After Pompeo’s long-winded recap and repeated assurances that every camera placement is covered by retroactive consent or location agreement, they finally roll the live drama.
It’s messy. There’s some kind of scuffle, supposedly about a boy, but the footage barely shows anything beyond Lockwood’s frame.
Then it jumps to an operating theater, where the camera is tilted low from the floor.
Lockwood zeroes in and grabs the camera, the frame jerking like found footage.

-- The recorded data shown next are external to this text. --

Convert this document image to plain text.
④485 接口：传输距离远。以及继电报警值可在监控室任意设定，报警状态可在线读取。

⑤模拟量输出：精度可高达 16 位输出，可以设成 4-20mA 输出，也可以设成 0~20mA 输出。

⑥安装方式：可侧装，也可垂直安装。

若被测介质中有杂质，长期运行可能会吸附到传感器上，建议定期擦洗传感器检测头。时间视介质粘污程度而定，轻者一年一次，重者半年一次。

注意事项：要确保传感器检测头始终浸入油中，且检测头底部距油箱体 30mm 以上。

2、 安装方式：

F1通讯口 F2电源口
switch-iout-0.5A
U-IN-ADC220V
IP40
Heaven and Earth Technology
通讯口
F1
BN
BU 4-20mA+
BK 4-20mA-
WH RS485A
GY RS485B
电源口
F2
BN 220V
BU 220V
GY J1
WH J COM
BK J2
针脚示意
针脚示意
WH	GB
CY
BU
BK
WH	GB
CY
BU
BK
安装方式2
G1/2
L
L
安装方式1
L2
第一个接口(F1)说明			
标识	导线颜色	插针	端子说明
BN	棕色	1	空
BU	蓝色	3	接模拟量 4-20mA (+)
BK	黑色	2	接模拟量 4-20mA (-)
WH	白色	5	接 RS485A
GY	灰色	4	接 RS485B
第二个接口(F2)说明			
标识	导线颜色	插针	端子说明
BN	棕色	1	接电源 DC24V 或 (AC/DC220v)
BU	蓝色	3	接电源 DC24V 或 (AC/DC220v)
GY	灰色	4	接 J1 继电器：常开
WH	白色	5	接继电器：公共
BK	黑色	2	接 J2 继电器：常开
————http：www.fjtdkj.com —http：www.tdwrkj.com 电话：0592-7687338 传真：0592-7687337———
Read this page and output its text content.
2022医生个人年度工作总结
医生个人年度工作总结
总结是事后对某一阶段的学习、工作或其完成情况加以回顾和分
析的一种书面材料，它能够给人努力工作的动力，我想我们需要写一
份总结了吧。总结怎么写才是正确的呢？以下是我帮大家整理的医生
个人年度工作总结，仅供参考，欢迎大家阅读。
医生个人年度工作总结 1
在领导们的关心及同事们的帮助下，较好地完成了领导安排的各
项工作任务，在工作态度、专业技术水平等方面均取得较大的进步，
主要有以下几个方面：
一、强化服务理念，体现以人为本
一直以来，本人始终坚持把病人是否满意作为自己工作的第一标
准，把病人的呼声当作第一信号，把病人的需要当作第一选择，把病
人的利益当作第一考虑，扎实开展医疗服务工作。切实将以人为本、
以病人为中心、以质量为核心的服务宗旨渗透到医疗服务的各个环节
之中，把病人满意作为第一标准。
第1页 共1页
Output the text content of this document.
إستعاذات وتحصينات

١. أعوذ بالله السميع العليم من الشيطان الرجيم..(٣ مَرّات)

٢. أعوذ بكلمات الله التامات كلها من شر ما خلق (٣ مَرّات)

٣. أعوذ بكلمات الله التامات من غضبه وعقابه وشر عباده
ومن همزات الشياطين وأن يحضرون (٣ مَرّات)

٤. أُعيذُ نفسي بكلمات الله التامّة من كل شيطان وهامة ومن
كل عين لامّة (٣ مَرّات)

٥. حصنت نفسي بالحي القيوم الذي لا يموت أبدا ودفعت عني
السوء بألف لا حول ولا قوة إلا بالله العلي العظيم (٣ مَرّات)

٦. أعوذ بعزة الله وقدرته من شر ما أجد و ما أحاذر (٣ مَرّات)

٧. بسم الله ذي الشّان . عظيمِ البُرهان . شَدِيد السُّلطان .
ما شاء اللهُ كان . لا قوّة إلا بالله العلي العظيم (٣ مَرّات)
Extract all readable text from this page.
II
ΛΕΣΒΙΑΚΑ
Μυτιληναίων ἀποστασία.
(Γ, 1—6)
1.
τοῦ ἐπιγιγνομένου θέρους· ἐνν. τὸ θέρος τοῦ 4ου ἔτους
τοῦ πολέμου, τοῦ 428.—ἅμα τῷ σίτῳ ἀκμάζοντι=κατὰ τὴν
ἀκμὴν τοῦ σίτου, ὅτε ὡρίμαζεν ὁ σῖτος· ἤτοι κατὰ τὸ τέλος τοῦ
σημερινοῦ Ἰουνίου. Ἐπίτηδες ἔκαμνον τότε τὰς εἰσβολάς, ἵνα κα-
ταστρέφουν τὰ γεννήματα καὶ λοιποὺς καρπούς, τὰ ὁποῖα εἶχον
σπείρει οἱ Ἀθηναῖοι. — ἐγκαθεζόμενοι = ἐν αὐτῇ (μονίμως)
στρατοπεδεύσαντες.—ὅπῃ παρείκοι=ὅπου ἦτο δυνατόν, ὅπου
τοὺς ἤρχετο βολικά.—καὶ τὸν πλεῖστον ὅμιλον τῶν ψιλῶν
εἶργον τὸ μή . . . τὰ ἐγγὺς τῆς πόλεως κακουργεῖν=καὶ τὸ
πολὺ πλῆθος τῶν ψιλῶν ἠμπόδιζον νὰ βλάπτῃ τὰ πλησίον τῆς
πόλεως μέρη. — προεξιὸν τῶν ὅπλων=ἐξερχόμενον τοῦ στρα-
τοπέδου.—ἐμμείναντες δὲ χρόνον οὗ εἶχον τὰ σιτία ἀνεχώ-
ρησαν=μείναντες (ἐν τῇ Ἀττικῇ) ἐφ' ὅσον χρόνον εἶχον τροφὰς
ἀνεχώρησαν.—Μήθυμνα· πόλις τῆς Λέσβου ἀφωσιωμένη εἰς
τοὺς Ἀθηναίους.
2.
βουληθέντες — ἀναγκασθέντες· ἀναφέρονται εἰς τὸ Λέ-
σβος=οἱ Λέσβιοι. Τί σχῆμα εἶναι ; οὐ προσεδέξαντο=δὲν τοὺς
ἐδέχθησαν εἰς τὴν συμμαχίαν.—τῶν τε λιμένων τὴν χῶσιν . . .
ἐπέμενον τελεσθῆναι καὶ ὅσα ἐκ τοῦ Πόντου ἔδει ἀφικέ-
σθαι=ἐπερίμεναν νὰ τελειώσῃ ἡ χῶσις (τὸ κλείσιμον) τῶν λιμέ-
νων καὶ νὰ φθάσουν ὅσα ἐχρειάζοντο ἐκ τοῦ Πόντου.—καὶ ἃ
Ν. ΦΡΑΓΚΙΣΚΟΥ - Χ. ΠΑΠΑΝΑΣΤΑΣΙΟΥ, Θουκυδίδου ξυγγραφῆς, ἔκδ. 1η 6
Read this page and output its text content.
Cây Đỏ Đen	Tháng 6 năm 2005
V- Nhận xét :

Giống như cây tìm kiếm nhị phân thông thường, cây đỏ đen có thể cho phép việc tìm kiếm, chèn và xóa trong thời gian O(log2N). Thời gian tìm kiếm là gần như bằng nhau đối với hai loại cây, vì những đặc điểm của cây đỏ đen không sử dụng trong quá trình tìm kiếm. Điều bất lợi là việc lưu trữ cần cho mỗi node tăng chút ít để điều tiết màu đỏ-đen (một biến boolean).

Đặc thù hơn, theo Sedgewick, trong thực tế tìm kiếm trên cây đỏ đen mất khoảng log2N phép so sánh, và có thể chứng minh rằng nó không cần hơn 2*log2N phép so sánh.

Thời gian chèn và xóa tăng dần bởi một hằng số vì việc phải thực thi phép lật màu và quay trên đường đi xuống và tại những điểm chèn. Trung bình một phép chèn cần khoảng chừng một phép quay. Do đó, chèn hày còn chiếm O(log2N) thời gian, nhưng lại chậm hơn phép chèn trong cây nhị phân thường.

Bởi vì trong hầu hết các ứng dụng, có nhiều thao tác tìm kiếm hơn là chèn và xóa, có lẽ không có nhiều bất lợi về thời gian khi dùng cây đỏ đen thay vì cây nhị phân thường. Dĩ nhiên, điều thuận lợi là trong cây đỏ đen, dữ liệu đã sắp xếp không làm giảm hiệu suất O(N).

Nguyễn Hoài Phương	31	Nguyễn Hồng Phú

Suddenly…bang! He flings it out of view.
“It’s so fake,” I declare.
Reggie gasps. “You cynic! Can’t you see what’s happening?”
“What I see,” I jab my finger at the screen, “is a man who somehow knows exactly where the hidden camera is. How? X-ray vision? Shouldn’t he be focusing on the kid, not the lens?”
“It’s exactly because he’s focused on the kid!” Reggie shoots back. “That’s why he noticed something was off. He’s vigilant. Extra eyes in the room. That’s what a hero does.”
I bark a laugh. “Oh, come on. And that perfect camera toss against the wall? They probably rehearsed six takes until it landed next to the producer without touching his hair.”
“Blasphemy! That wasn’t rehearsed. A surgeon’s hands, darling. Do you know what those hands can do? Think control, artistry.”
“Yeah, artistry in throwing props.”
Before he can retort, the program cuts to a follow-up interview in which the network asks Lockwood for comment. But he doesn’t say a word. He just holds up his hand. Long fingers, flawless movement, as if the hand itself is his signature.
Okay, I’ll admit. It’s a beautiful hand. For a split second, I feel Reggie winning me over.
“You’re only on his side because he’s fucking gorgeous,” I mutter.
“Not all handsome men are evil. Present company included.” Reggie winks.